Consider two scenarios:
1. If the sender initiates the send at time T, and the receiver does
not go into the MPI library until time T+N, then the ACK won't be
sent back to the sender (and therefore the real data transfer
initiated) until T+N+1. N here represents the time delay between the
send and when the receive actually is posted on the receiver
(potentially a large value).
2. In the above scenario, if the receive has *already* posted by the
time the sender initiates the send at time T, the sender may still
not get the ACK back during the ISEND, and therefore simply return
without initiating the actual data transfer. Hence, the ACK is not
noticed until the WAIT, and the transfer is actually initiated then.
This is likely the case that you're seeing: it's the delay in the
sender that is causing the delay.
What you can do to mitigate this effect is call MPI_TEST one or more
times during your computation loop. This will keep non-blocking
communications working while you're off doing non-communication
things. This is certainly sub-optimal, but it will work.

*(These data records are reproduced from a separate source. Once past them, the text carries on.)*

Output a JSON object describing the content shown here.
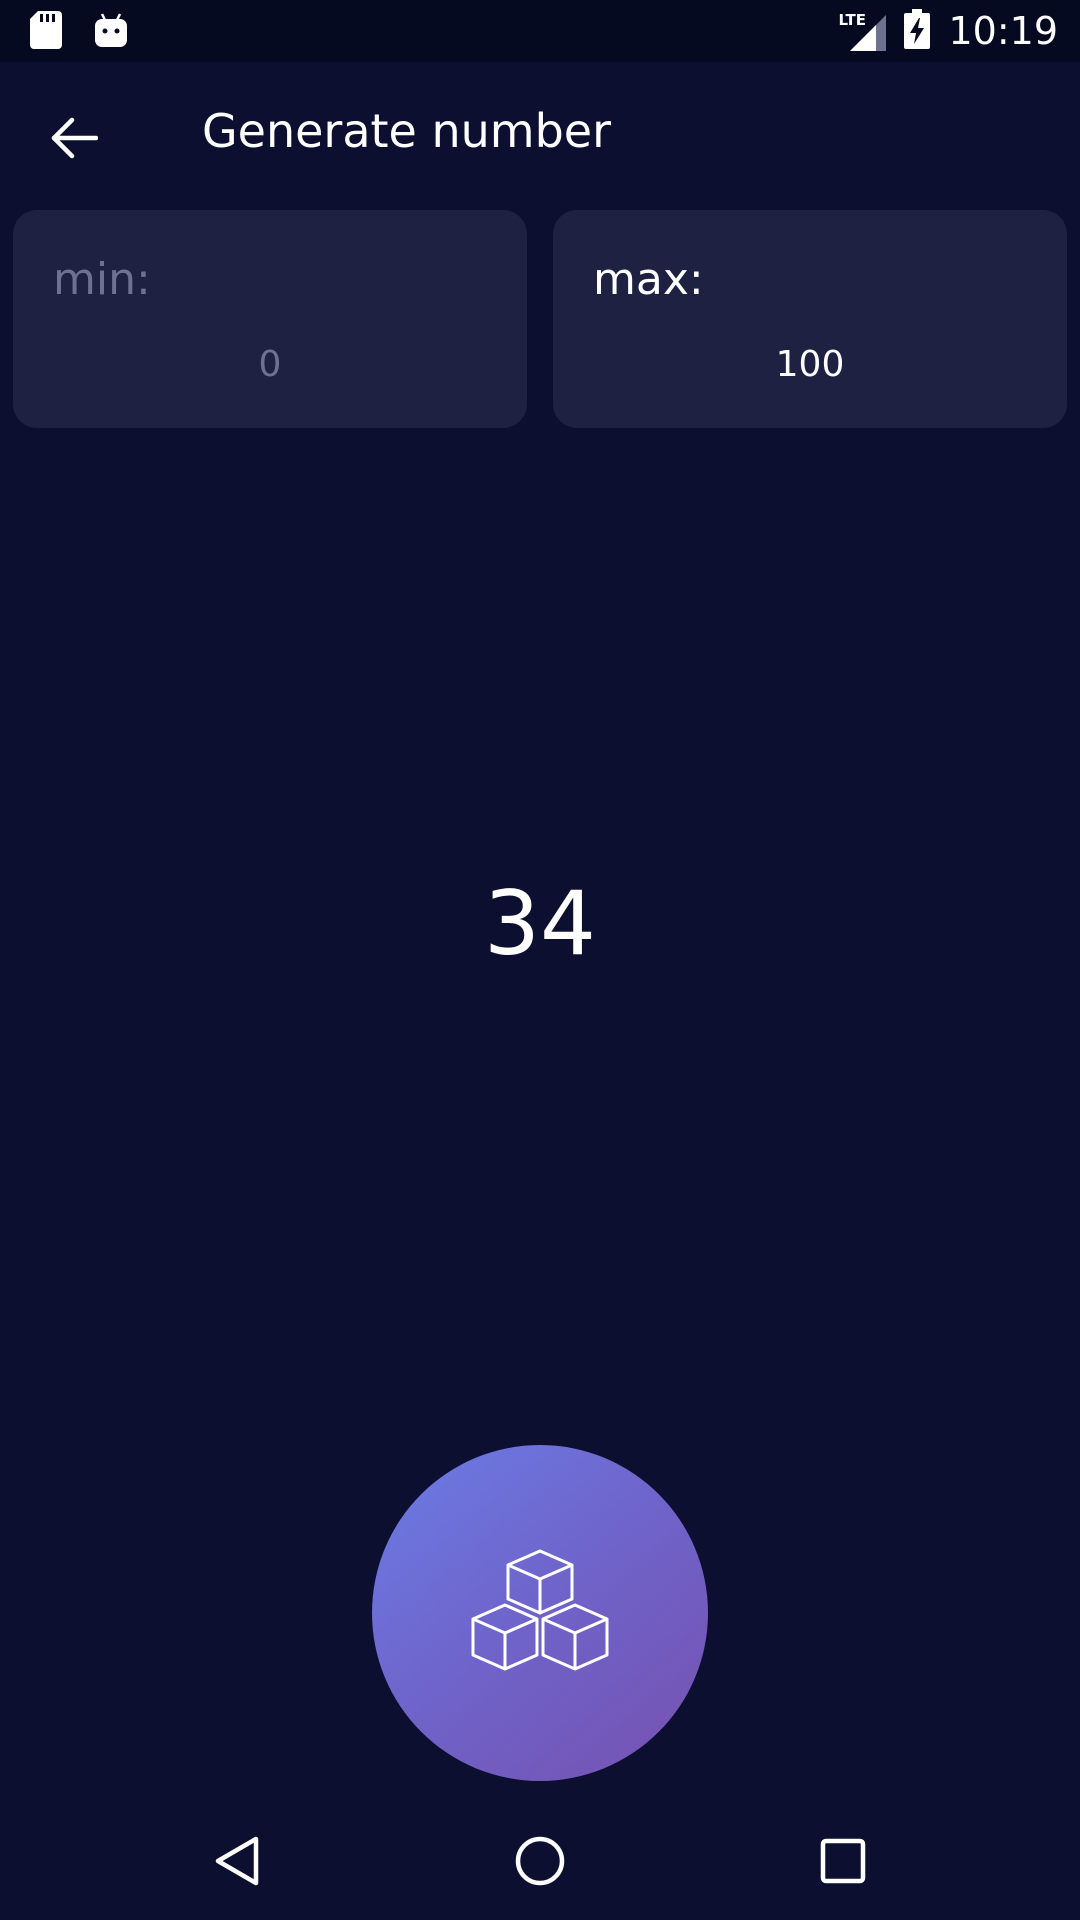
{
  "status_bar": {
    "time": "10:19",
    "network_label": "LTE",
    "icons": [
      "sd-card-icon",
      "android-icon",
      "signal-icon",
      "battery-charging-icon"
    ]
  },
  "app_bar": {
    "title": "Generate number",
    "back_icon": "arrow-back-icon"
  },
  "range": {
    "min": {
      "label": "min:",
      "value": "",
      "placeholder": "0"
    },
    "max": {
      "label": "max:",
      "value": "100",
      "placeholder": ""
    }
  },
  "result": {
    "value": "34"
  },
  "generate_button": {
    "icon": "cubes-icon",
    "gradient": [
      "#6b7ce6",
      "#7651b0"
    ]
  },
  "colors": {
    "background": "#0c0f2f",
    "card": "#1e2142",
    "muted_text": "#6f7190",
    "text": "#ffffff"
  },
  "nav_bar": {
    "icons": [
      "nav-back-icon",
      "nav-home-icon",
      "nav-recents-icon"
    ]
  }
}
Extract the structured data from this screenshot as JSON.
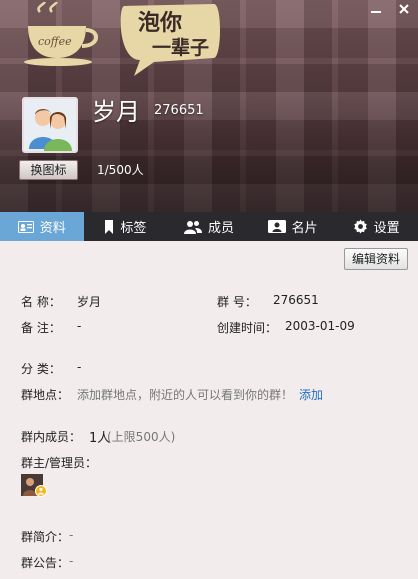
{
  "header": {
    "group_name": "岁月",
    "group_number": "276651",
    "change_icon_label": "换图标",
    "member_count": "1/500人",
    "logo_text": "泡你 一辈子",
    "window_buttons": [
      "−",
      "×"
    ]
  },
  "tabs": [
    {
      "label": "资料",
      "icon": "id-card-icon",
      "active": true
    },
    {
      "label": "标签",
      "icon": "bookmark-icon",
      "active": false
    },
    {
      "label": "成员",
      "icon": "members-icon",
      "active": false
    },
    {
      "label": "名片",
      "icon": "card-icon",
      "active": false
    },
    {
      "label": "设置",
      "icon": "gear-icon",
      "active": false
    }
  ],
  "profile": {
    "edit_label": "编辑资料",
    "name_label": "名    称：",
    "name_value": "岁月",
    "number_label": "群    号：",
    "number_value": "276651",
    "note_label": "备    注：",
    "note_value": "-",
    "created_label": "创建时间：",
    "created_value": "2003-01-09",
    "category_label": "分    类：",
    "category_value": "-",
    "location_label": "群地点：",
    "location_hint": "添加群地点，附近的人可以看到你的群！",
    "location_add": "添加",
    "members_label": "群内成员：",
    "members_value": "1人",
    "members_limit": "(上限500人)",
    "admin_label": "群主/管理员：",
    "intro_label": "群简介：",
    "intro_value": "-",
    "notice_label": "群公告：",
    "notice_value": "-"
  },
  "colors": {
    "accent_tab": "#6aa7d6",
    "tab_bar": "#2a2a2e",
    "link": "#1f6fc5",
    "content_bg": "#f2ecec"
  }
}
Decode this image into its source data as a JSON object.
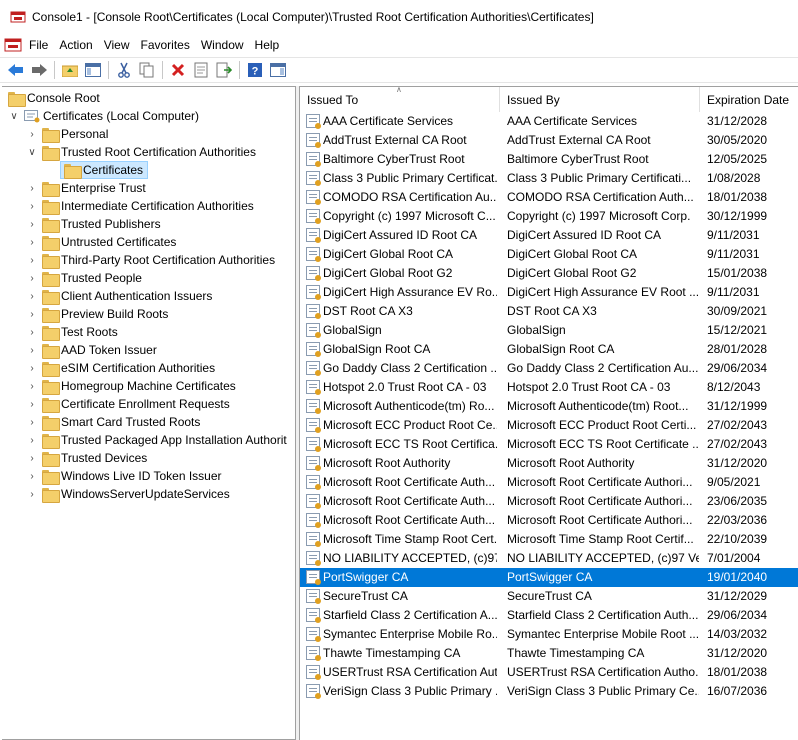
{
  "window": {
    "title": "Console1 - [Console Root\\Certificates (Local Computer)\\Trusted Root Certification Authorities\\Certificates]"
  },
  "menu": [
    "File",
    "Action",
    "View",
    "Favorites",
    "Window",
    "Help"
  ],
  "toolbar": {
    "icons": [
      "back-arrow-icon",
      "forward-arrow-icon",
      "up-folder-icon",
      "show-hide-tree-icon",
      "cut-icon",
      "copy-icon",
      "delete-icon",
      "properties-icon",
      "export-list-icon",
      "help-icon",
      "action-pane-icon"
    ]
  },
  "tree": {
    "root": "Console Root",
    "computer": "Certificates (Local Computer)",
    "trusted_root": "Trusted Root Certification Authorities",
    "certificates": "Certificates",
    "siblings_before": [
      "Personal"
    ],
    "siblings_after": [
      "Enterprise Trust",
      "Intermediate Certification Authorities",
      "Trusted Publishers",
      "Untrusted Certificates",
      "Third-Party Root Certification Authorities",
      "Trusted People",
      "Client Authentication Issuers",
      "Preview Build Roots",
      "Test Roots",
      "AAD Token Issuer",
      "eSIM Certification Authorities",
      "Homegroup Machine Certificates",
      "Certificate Enrollment Requests",
      "Smart Card Trusted Roots",
      "Trusted Packaged App Installation Authorit",
      "Trusted Devices",
      "Windows Live ID Token Issuer",
      "WindowsServerUpdateServices"
    ]
  },
  "columns": {
    "issued_to": "Issued To",
    "issued_by": "Issued By",
    "expiration": "Expiration Date"
  },
  "selected_index": 24,
  "rows": [
    {
      "to": "AAA Certificate Services",
      "by": "AAA Certificate Services",
      "exp": "31/12/2028"
    },
    {
      "to": "AddTrust External CA Root",
      "by": "AddTrust External CA Root",
      "exp": "30/05/2020"
    },
    {
      "to": "Baltimore CyberTrust Root",
      "by": "Baltimore CyberTrust Root",
      "exp": "12/05/2025"
    },
    {
      "to": "Class 3 Public Primary Certificat...",
      "by": "Class 3 Public Primary Certificati...",
      "exp": "1/08/2028"
    },
    {
      "to": "COMODO RSA Certification Au...",
      "by": "COMODO RSA Certification Auth...",
      "exp": "18/01/2038"
    },
    {
      "to": "Copyright (c) 1997 Microsoft C...",
      "by": "Copyright (c) 1997 Microsoft Corp.",
      "exp": "30/12/1999"
    },
    {
      "to": "DigiCert Assured ID Root CA",
      "by": "DigiCert Assured ID Root CA",
      "exp": "9/11/2031"
    },
    {
      "to": "DigiCert Global Root CA",
      "by": "DigiCert Global Root CA",
      "exp": "9/11/2031"
    },
    {
      "to": "DigiCert Global Root G2",
      "by": "DigiCert Global Root G2",
      "exp": "15/01/2038"
    },
    {
      "to": "DigiCert High Assurance EV Ro...",
      "by": "DigiCert High Assurance EV Root ...",
      "exp": "9/11/2031"
    },
    {
      "to": "DST Root CA X3",
      "by": "DST Root CA X3",
      "exp": "30/09/2021"
    },
    {
      "to": "GlobalSign",
      "by": "GlobalSign",
      "exp": "15/12/2021"
    },
    {
      "to": "GlobalSign Root CA",
      "by": "GlobalSign Root CA",
      "exp": "28/01/2028"
    },
    {
      "to": "Go Daddy Class 2 Certification ...",
      "by": "Go Daddy Class 2 Certification Au...",
      "exp": "29/06/2034"
    },
    {
      "to": "Hotspot 2.0 Trust Root CA - 03",
      "by": "Hotspot 2.0 Trust Root CA - 03",
      "exp": "8/12/2043"
    },
    {
      "to": "Microsoft Authenticode(tm) Ro...",
      "by": "Microsoft Authenticode(tm) Root...",
      "exp": "31/12/1999"
    },
    {
      "to": "Microsoft ECC Product Root Ce...",
      "by": "Microsoft ECC Product Root Certi...",
      "exp": "27/02/2043"
    },
    {
      "to": "Microsoft ECC TS Root Certifica...",
      "by": "Microsoft ECC TS Root Certificate ...",
      "exp": "27/02/2043"
    },
    {
      "to": "Microsoft Root Authority",
      "by": "Microsoft Root Authority",
      "exp": "31/12/2020"
    },
    {
      "to": "Microsoft Root Certificate Auth...",
      "by": "Microsoft Root Certificate Authori...",
      "exp": "9/05/2021"
    },
    {
      "to": "Microsoft Root Certificate Auth...",
      "by": "Microsoft Root Certificate Authori...",
      "exp": "23/06/2035"
    },
    {
      "to": "Microsoft Root Certificate Auth...",
      "by": "Microsoft Root Certificate Authori...",
      "exp": "22/03/2036"
    },
    {
      "to": "Microsoft Time Stamp Root Cert...",
      "by": "Microsoft Time Stamp Root Certif...",
      "exp": "22/10/2039"
    },
    {
      "to": "NO LIABILITY ACCEPTED, (c)97 ...",
      "by": "NO LIABILITY ACCEPTED, (c)97 Ve...",
      "exp": "7/01/2004"
    },
    {
      "to": "PortSwigger CA",
      "by": "PortSwigger CA",
      "exp": "19/01/2040"
    },
    {
      "to": "SecureTrust CA",
      "by": "SecureTrust CA",
      "exp": "31/12/2029"
    },
    {
      "to": "Starfield Class 2 Certification A...",
      "by": "Starfield Class 2 Certification Auth...",
      "exp": "29/06/2034"
    },
    {
      "to": "Symantec Enterprise Mobile Ro...",
      "by": "Symantec Enterprise Mobile Root ...",
      "exp": "14/03/2032"
    },
    {
      "to": "Thawte Timestamping CA",
      "by": "Thawte Timestamping CA",
      "exp": "31/12/2020"
    },
    {
      "to": "USERTrust RSA Certification Aut...",
      "by": "USERTrust RSA Certification Autho...",
      "exp": "18/01/2038"
    },
    {
      "to": "VeriSign Class 3 Public Primary ...",
      "by": "VeriSign Class 3 Public Primary Ce...",
      "exp": "16/07/2036"
    }
  ],
  "colors": {
    "selection": "#0078d7",
    "folder": "#f4cf6a"
  }
}
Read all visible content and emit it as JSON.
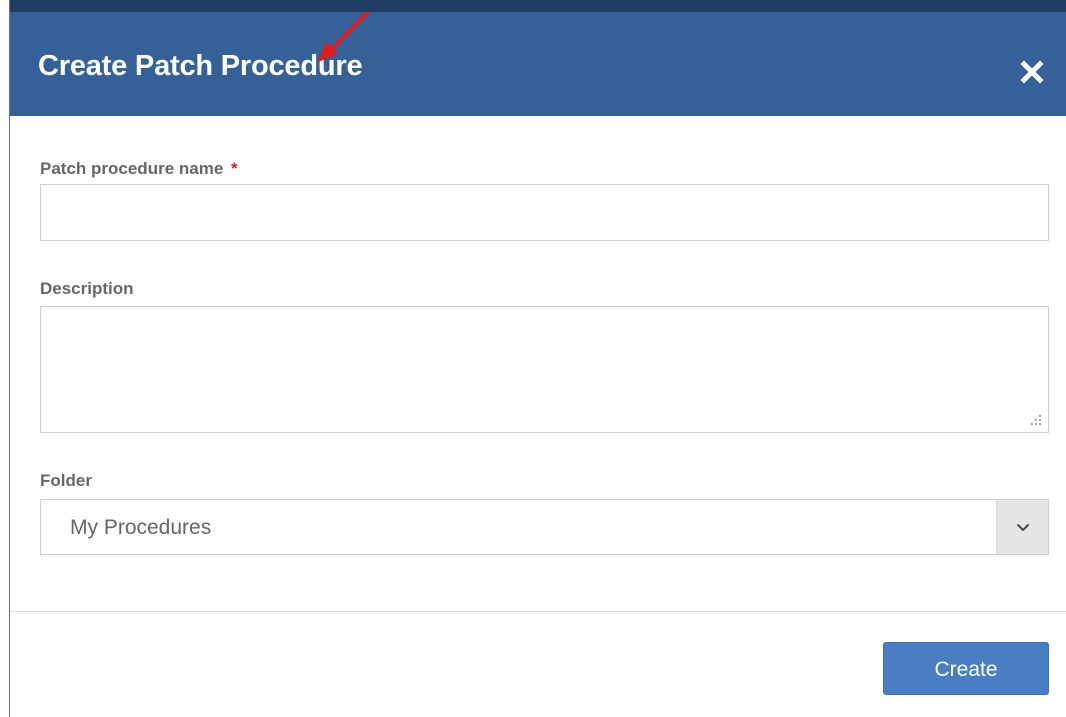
{
  "dialog": {
    "title": "Create Patch Procedure",
    "close_icon": "close-icon"
  },
  "form": {
    "name_label": "Patch procedure name",
    "required_marker": "*",
    "name_value": "",
    "description_label": "Description",
    "description_value": "",
    "folder_label": "Folder",
    "folder_selected": "My Procedures",
    "folder_arrow_icon": "chevron-down-icon"
  },
  "footer": {
    "create_label": "Create"
  },
  "colors": {
    "header": "#356198",
    "accent": "#4a7ec3",
    "required": "#c62828",
    "annotation": "#e31b1b"
  }
}
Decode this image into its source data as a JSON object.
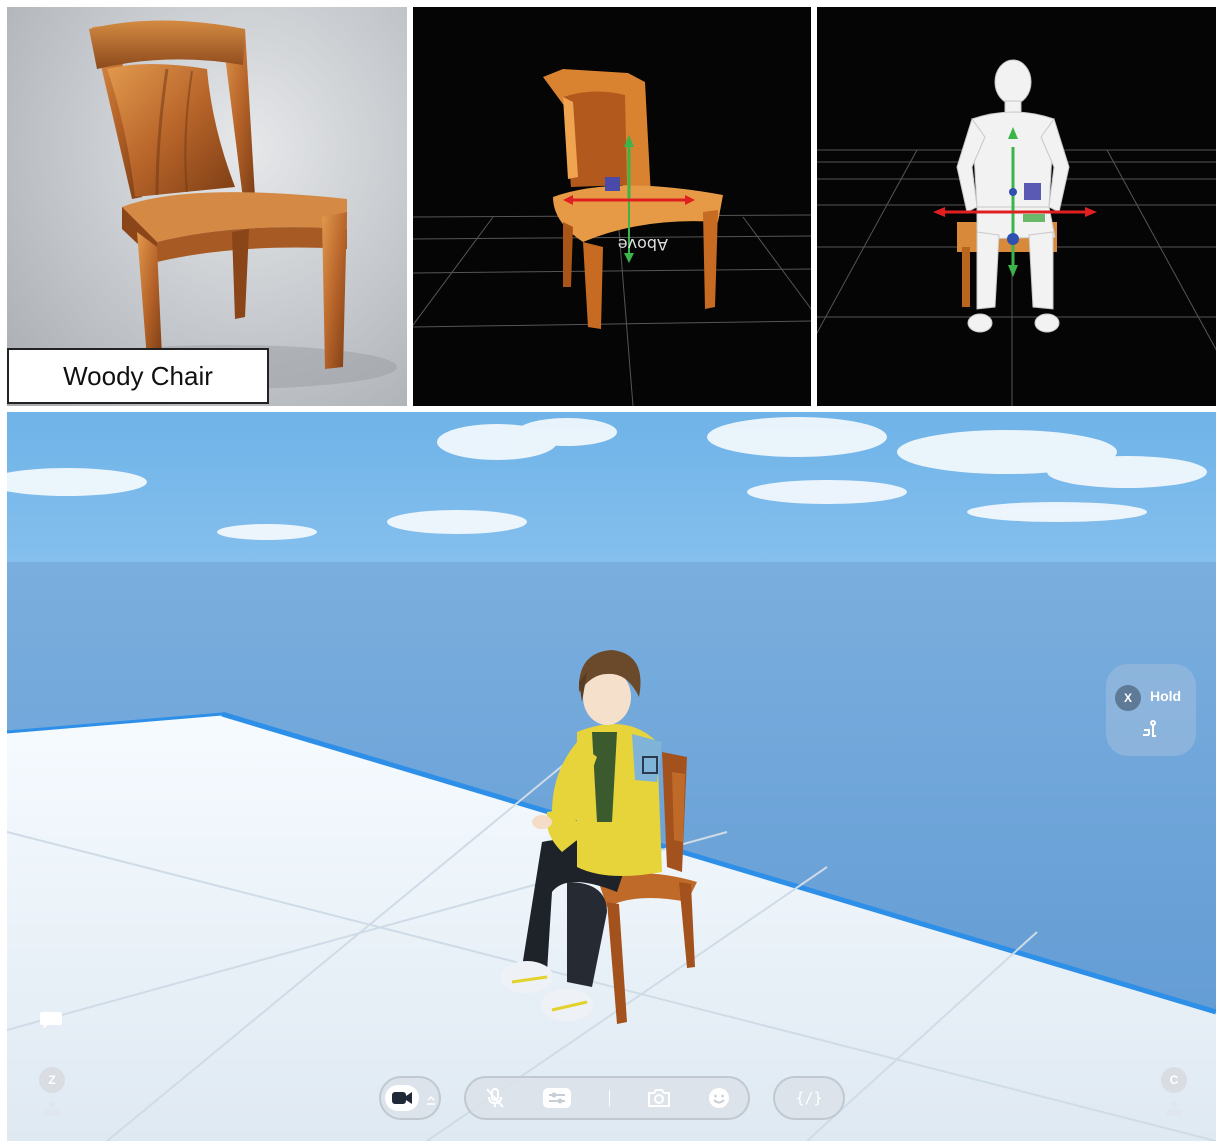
{
  "panel_photo": {
    "caption": "Woody Chair"
  },
  "panel_scene": {
    "hold_prompt": {
      "key": "X",
      "label": "Hold"
    },
    "left_key": "Z",
    "right_key": "C",
    "toolbar": {
      "camera_icon": "video-camera-icon",
      "mic_icon": "microphone-muted-icon",
      "settings_icon": "sliders-icon",
      "screenshot_icon": "camera-icon",
      "emote_icon": "smile-icon",
      "code_icon": "code-braces-icon",
      "code_label": "{/}"
    }
  },
  "colors": {
    "sky_top": "#6fb3e8",
    "floor": "#eef6fb",
    "floor_edge": "#2e8fe8",
    "chair_wood": "#b5652a",
    "jacket": "#e6d43a"
  }
}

In short, LAM has limited overlap capability because a) it's single
threaded and b) the rendezvous protocol requires at least some
intervention from the MPI library itself.
Hope that helps.
On Mar 22, 2007, at 1:01 PM, Vartan Padaryan wrote:
> Jeff Squyres wrote:
>> This sounds
>> right. It's been eons since I've looked at the GM code in LAM,
>> but the
>> short sends are eager and the long sends use a rendezvous protocol.
>> Specifically, the main content of the message won't be sent for a
>> "long"
>> message until the receiver ACKs that a matching MPI receive has been
>> posted.
>>
>> This is, among other reasons, to help prevent resource exhaustion
>> at the
>> receiver.
>>
>> I believe that there is an SSI parameter to change the size of
>> short /
>> long messages, but I don't recall what it is offhand. Did you
>> look in
>> the LAM/MPI User's Guide? I seem to recall documenting all such
>> things
>> in there...
>>
>>
>> --Jeff Squyres
>> Cisco Systems
>>
>>
>
> Yes, I know about param rpi_gm_tinymsglen. But the point is, Recv
> depends on completion of Wait in proc-sender, whereas data
> transmission
> had been finished a long time ago - there is large enough space
> between
> Isend and Wait. In my opinion, the natural behavior of such
> communication pattern is completion of Recv as soon as data has
> arrived.
> But in practice, in case of large buffer, receiver can be paused for
> arbitrary period.
>
> WBR, Vartan Padaryan.
> _______________________________________________
> This list is archived at http://www.lam-mpi.org/MailArchives/lam/
--
Jeff Squyres
Cisco Systems
|